Alan Fowler

Personal information
- Date of birth: 20 November 1911
- Place of birth: Rothwell, England
- Date of death: 10 July 1944 (aged 32)
- Place of death: Martot, France
- Height: 5 ft 6 in (1.68 m)
- Position: Striker

Youth career
- Whitehall Printers
- 1927–1933: Leeds United
- → Whitehall Printers (loan)
- → Brodsworth Main (loan)

Senior career*
- Years: Team / Apps / (Gls)
- 1933–1934: Leeds United / 15 / (8)
- 1934–1944: Swindon Town / 173 / (67)
- 1939–1940: → Swindon Town (war guest) / 28 / (18)
- 1943: → Queens Park Rangers (war guest) / 1 / (0)
- 1944: → Watford (war guest) / 6 / (0)
- Total:  / 223 / (93)

= Alan Fowler (footballer) =

English footballer

Alan Fowler (20 November 1911 – 10 July 1944) was an English professional footballer who played for Whitehall Printers, Brodsworth Main, Leeds United, Swindon Town, Queens Park Rangers and Watford, as a striker. He was killed in action during the Second World War.

==Personal==
Fowler was son of Joseph Fowler and his wife Phyllis May.

==Military career==
Fowler enlisted in the Dorsetshire Regiment of the British Army in 1940, and rose to become a PT instructor with the rank of sergeant. In 1941, Fowler was commended for saving three men's lives in a grenade accident.

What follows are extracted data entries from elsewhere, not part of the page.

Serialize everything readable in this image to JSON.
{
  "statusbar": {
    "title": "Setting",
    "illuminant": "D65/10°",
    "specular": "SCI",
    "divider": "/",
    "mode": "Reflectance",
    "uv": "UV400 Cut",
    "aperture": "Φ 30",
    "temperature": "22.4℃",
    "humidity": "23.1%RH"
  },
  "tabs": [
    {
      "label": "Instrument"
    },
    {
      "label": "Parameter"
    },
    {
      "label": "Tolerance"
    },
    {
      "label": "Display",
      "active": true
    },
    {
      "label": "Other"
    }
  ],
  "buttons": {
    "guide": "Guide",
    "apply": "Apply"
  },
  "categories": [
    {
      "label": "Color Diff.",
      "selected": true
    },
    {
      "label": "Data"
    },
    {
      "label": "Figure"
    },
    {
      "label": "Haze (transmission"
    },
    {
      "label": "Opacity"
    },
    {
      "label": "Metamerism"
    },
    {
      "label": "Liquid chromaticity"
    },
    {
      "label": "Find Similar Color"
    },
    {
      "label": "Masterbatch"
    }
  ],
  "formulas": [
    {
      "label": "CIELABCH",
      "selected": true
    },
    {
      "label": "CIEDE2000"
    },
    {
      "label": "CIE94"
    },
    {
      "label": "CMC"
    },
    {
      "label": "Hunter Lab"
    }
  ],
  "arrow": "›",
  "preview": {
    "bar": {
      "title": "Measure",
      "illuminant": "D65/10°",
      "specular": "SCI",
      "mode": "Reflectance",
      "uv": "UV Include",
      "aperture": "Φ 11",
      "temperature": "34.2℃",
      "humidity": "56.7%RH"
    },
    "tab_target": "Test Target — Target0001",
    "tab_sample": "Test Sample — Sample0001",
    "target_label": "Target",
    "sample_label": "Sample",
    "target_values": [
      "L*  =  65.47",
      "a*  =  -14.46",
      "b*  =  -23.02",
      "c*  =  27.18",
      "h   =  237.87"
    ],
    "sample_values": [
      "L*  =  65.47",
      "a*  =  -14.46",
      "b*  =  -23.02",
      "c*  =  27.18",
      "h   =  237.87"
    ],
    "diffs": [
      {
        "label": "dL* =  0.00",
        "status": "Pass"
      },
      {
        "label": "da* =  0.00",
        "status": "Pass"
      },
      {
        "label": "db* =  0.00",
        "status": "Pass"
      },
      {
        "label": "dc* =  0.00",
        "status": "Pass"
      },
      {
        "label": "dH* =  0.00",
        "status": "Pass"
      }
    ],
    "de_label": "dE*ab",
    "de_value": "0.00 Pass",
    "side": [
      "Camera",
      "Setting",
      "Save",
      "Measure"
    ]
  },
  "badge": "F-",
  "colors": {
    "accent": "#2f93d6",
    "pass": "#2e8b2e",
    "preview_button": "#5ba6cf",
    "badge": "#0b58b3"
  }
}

His battalion, the 4th Battalion of the Dorsetshire Regiment, part of the 43rd (Wessex) Infantry Division, arrived in France on 24 June and was involved in Operation Jupiter, the attack on the city of Caen. On 10 July 1944, Fowler's battalion was ordered to attack the villages of Eterville and Martot. During this operation, Fowler was killed by a friendly aerial bombardment coordinated by 4 Hawker Typhoons. Fowler, who left a widow, Emily Mae, who lived in Swindon, is buried at Banneville-la-Campagne War Cemetery.